Otto Herbert Hajek wollte Orte, Plätze und Straßen mit Kunst in Handlungsräume verwandeln. Was bleibt von dieser Idee? Antwort gibt das Kunstmuseum Stuttgart – an diesem Freitag um 19 Uhr wird die Schau „Otto Herbert Hajek“ eröffnet. Mit Beständen wesentlich aus der 2003 noch durch den 2005 gestorbenen Künstler selbst gegründeten O.-H.-Hajek-Kunststiftung sowie aus der Otto-Herbert-Hajek-Kunststiftung der Sparda-Bank Baden-Württemberg.
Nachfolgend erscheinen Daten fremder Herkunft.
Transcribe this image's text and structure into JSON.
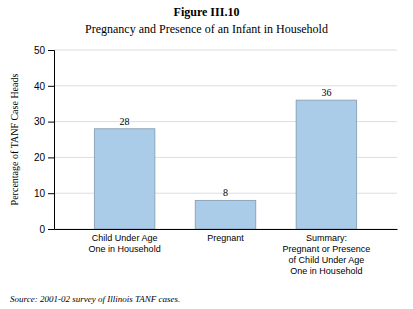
{
  "chart_data": {
    "type": "bar",
    "title": "Figure III.10",
    "subtitle": "Pregnancy and Presence of an Infant in Household",
    "categories": [
      "Child Under Age\nOne in Household",
      "Pregnant",
      "Summary:\nPregnant or Presence\nof Child Under Age\nOne in Household"
    ],
    "values": [
      28,
      8,
      36
    ],
    "color": "#aacce8",
    "ylabel": "Percentage of TANF Case Heads",
    "ylim": [
      0,
      50
    ],
    "yticks": [
      0,
      10,
      20,
      30,
      40,
      50
    ],
    "grid": true,
    "data_labels": true,
    "source": "Source:  2001-02 survey of Illinois TANF cases."
  }
}
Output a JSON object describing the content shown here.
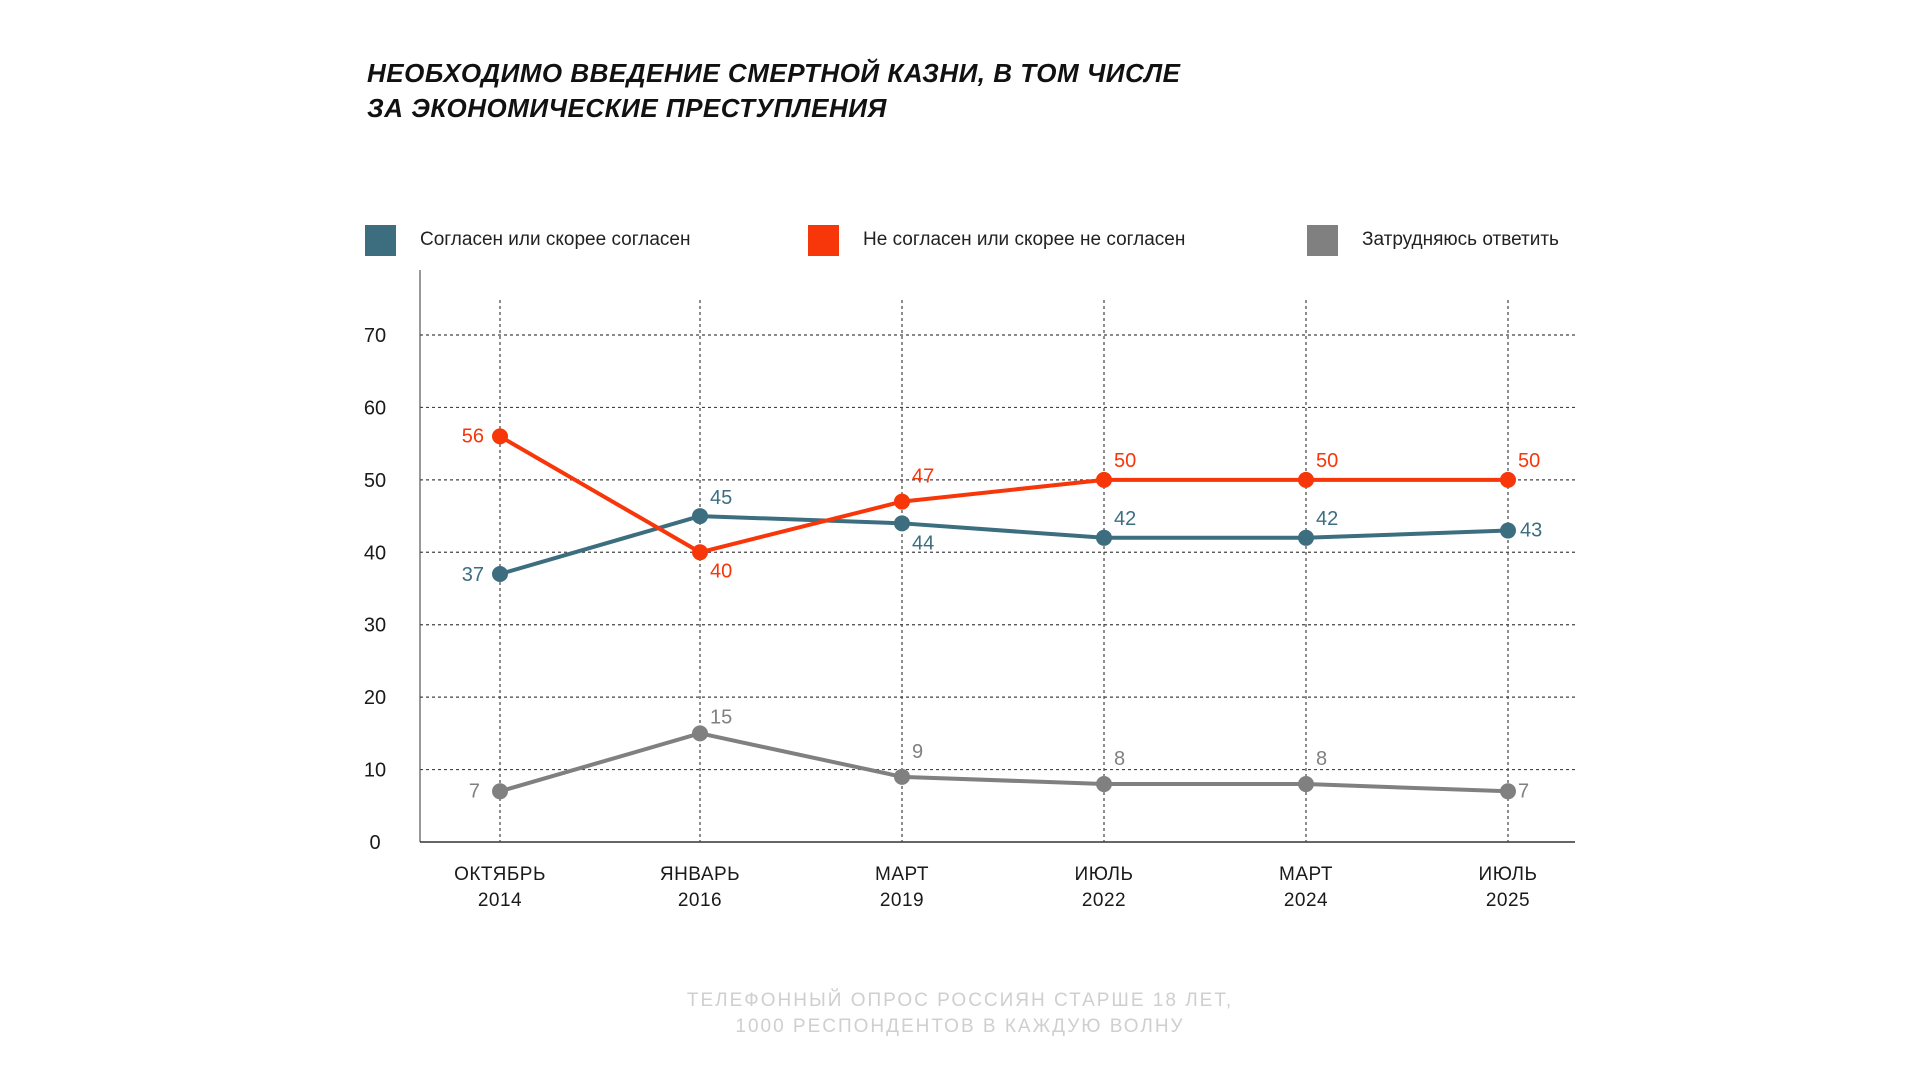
{
  "title_lines": [
    "НЕОБХОДИМО ВВЕДЕНИЕ СМЕРТНОЙ КАЗНИ, В ТОМ ЧИСЛЕ",
    "ЗА ЭКОНОМИЧЕСКИЕ ПРЕСТУПЛЕНИЯ"
  ],
  "source_lines": [
    "ТЕЛЕФОННЫЙ ОПРОС РОССИЯН СТАРШЕ 18 ЛЕТ,",
    "1000 РЕСПОНДЕНТОВ В КАЖДУЮ ВОЛНУ"
  ],
  "chart_data": {
    "type": "line",
    "title": "НЕОБХОДИМО ВВЕДЕНИЕ СМЕРТНОЙ КАЗНИ, В ТОМ ЧИСЛЕ ЗА ЭКОНОМИЧЕСКИЕ ПРЕСТУПЛЕНИЯ",
    "categories": [
      [
        "ОКТЯБРЬ",
        "2014"
      ],
      [
        "ЯНВАРЬ",
        "2016"
      ],
      [
        "МАРТ",
        "2019"
      ],
      [
        "ИЮЛЬ",
        "2022"
      ],
      [
        "МАРТ",
        "2024"
      ],
      [
        "ИЮЛЬ",
        "2025"
      ]
    ],
    "ylim": [
      0,
      70
    ],
    "yticks": [
      0,
      10,
      20,
      30,
      40,
      50,
      60,
      70
    ],
    "grid": true,
    "legend_position": "top",
    "series": [
      {
        "name": "Согласен или скорее согласен",
        "color": "#3c6e80",
        "values": [
          37,
          45,
          44,
          42,
          42,
          43
        ]
      },
      {
        "name": "Не согласен или скорее не согласен",
        "color": "#f7360a",
        "values": [
          56,
          40,
          47,
          50,
          50,
          50
        ]
      },
      {
        "name": "Затрудняюсь ответить",
        "color": "#808080",
        "values": [
          7,
          15,
          9,
          8,
          8,
          7
        ]
      }
    ]
  }
}
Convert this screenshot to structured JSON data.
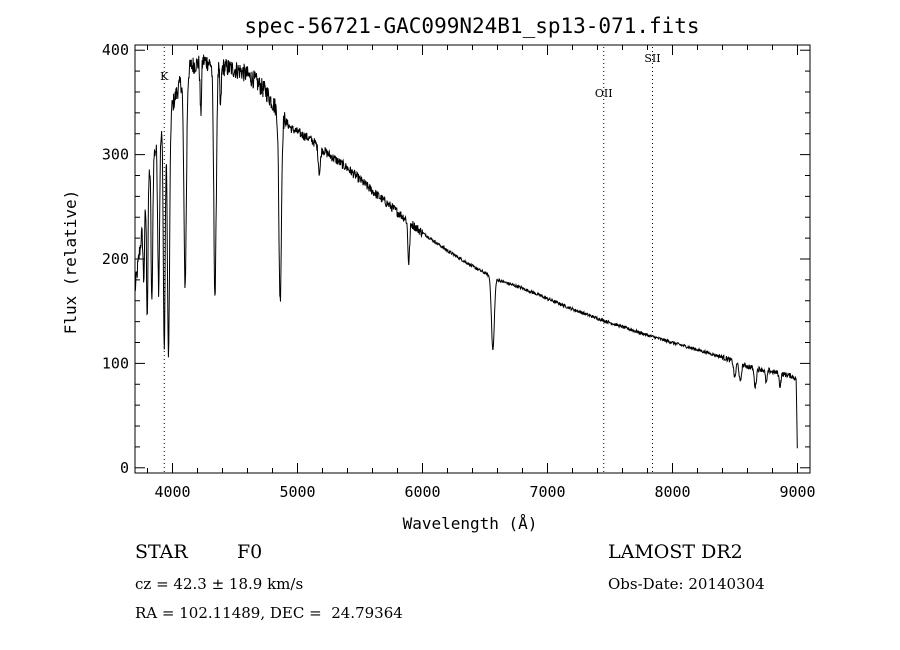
{
  "chart_data": {
    "type": "line",
    "title": "spec-56721-GAC099N24B1_sp13-071.fits",
    "xlabel": "Wavelength (Å)",
    "ylabel": "Flux (relative)",
    "xlim": [
      3700,
      9100
    ],
    "ylim": [
      -5,
      405
    ],
    "x_ticks": [
      4000,
      5000,
      6000,
      7000,
      8000,
      9000
    ],
    "y_ticks": [
      0,
      100,
      200,
      300,
      400
    ],
    "grid": false,
    "line_markers": [
      {
        "label": "K",
        "x": 3934
      },
      {
        "label": "OII",
        "x": 7450
      },
      {
        "label": "SII",
        "x": 7840
      }
    ],
    "continuum": [
      [
        3700,
        170
      ],
      [
        3760,
        230
      ],
      [
        3820,
        290
      ],
      [
        3880,
        310
      ],
      [
        3950,
        330
      ],
      [
        4050,
        365
      ],
      [
        4150,
        385
      ],
      [
        4250,
        390
      ],
      [
        4350,
        385
      ],
      [
        4450,
        383
      ],
      [
        4550,
        380
      ],
      [
        4650,
        372
      ],
      [
        4750,
        360
      ],
      [
        4850,
        340
      ],
      [
        4950,
        325
      ],
      [
        5100,
        315
      ],
      [
        5250,
        300
      ],
      [
        5400,
        287
      ],
      [
        5600,
        265
      ],
      [
        5800,
        245
      ],
      [
        6000,
        225
      ],
      [
        6200,
        208
      ],
      [
        6400,
        193
      ],
      [
        6600,
        180
      ],
      [
        6800,
        172
      ],
      [
        7000,
        162
      ],
      [
        7200,
        152
      ],
      [
        7400,
        143
      ],
      [
        7600,
        135
      ],
      [
        7800,
        127
      ],
      [
        8000,
        120
      ],
      [
        8200,
        113
      ],
      [
        8400,
        106
      ],
      [
        8600,
        97
      ],
      [
        8800,
        92
      ],
      [
        8950,
        88
      ],
      [
        8990,
        85
      ],
      [
        9000,
        0
      ]
    ],
    "absorption_lines": [
      {
        "x": 3770,
        "depth": 60,
        "width": 8
      },
      {
        "x": 3798,
        "depth": 120,
        "width": 8
      },
      {
        "x": 3835,
        "depth": 140,
        "width": 9
      },
      {
        "x": 3889,
        "depth": 140,
        "width": 10
      },
      {
        "x": 3934,
        "depth": 215,
        "width": 10
      },
      {
        "x": 3968,
        "depth": 230,
        "width": 12
      },
      {
        "x": 4101,
        "depth": 200,
        "width": 14
      },
      {
        "x": 4226,
        "depth": 50,
        "width": 8
      },
      {
        "x": 4340,
        "depth": 220,
        "width": 14
      },
      {
        "x": 4384,
        "depth": 40,
        "width": 8
      },
      {
        "x": 4861,
        "depth": 178,
        "width": 14
      },
      {
        "x": 5175,
        "depth": 25,
        "width": 12
      },
      {
        "x": 5890,
        "depth": 40,
        "width": 10
      },
      {
        "x": 6563,
        "depth": 70,
        "width": 16
      },
      {
        "x": 8498,
        "depth": 15,
        "width": 12
      },
      {
        "x": 8542,
        "depth": 18,
        "width": 12
      },
      {
        "x": 8662,
        "depth": 18,
        "width": 12
      },
      {
        "x": 8750,
        "depth": 12,
        "width": 10
      },
      {
        "x": 8860,
        "depth": 12,
        "width": 10
      }
    ]
  },
  "info": {
    "object_class": "STAR",
    "subclass": "F0",
    "survey": "LAMOST DR2",
    "cz": "cz = 42.3 ± 18.9 km/s",
    "obs_date": "Obs-Date: 20140304",
    "coords": "RA = 102.11489, DEC =  24.79364"
  },
  "colors": {
    "line": "#000000",
    "background": "#ffffff"
  }
}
Illustrieren zudem einige Großskulpturen im Stadtraum Hajeks Überzeugung „Zeichen ortieren Orte“, ist zugleich noch eine weitere Sicht auf das Werk zu entdecken. Künstlersohn Urban Hajek präsentiert im Galerie gewordenen früheren Stadtatelier Hajeks (Weißenburgstraße 28) eine Schau, die einen Parforceritt durch die Werkentwicklung wagt. Zu sehen: von 10. November an.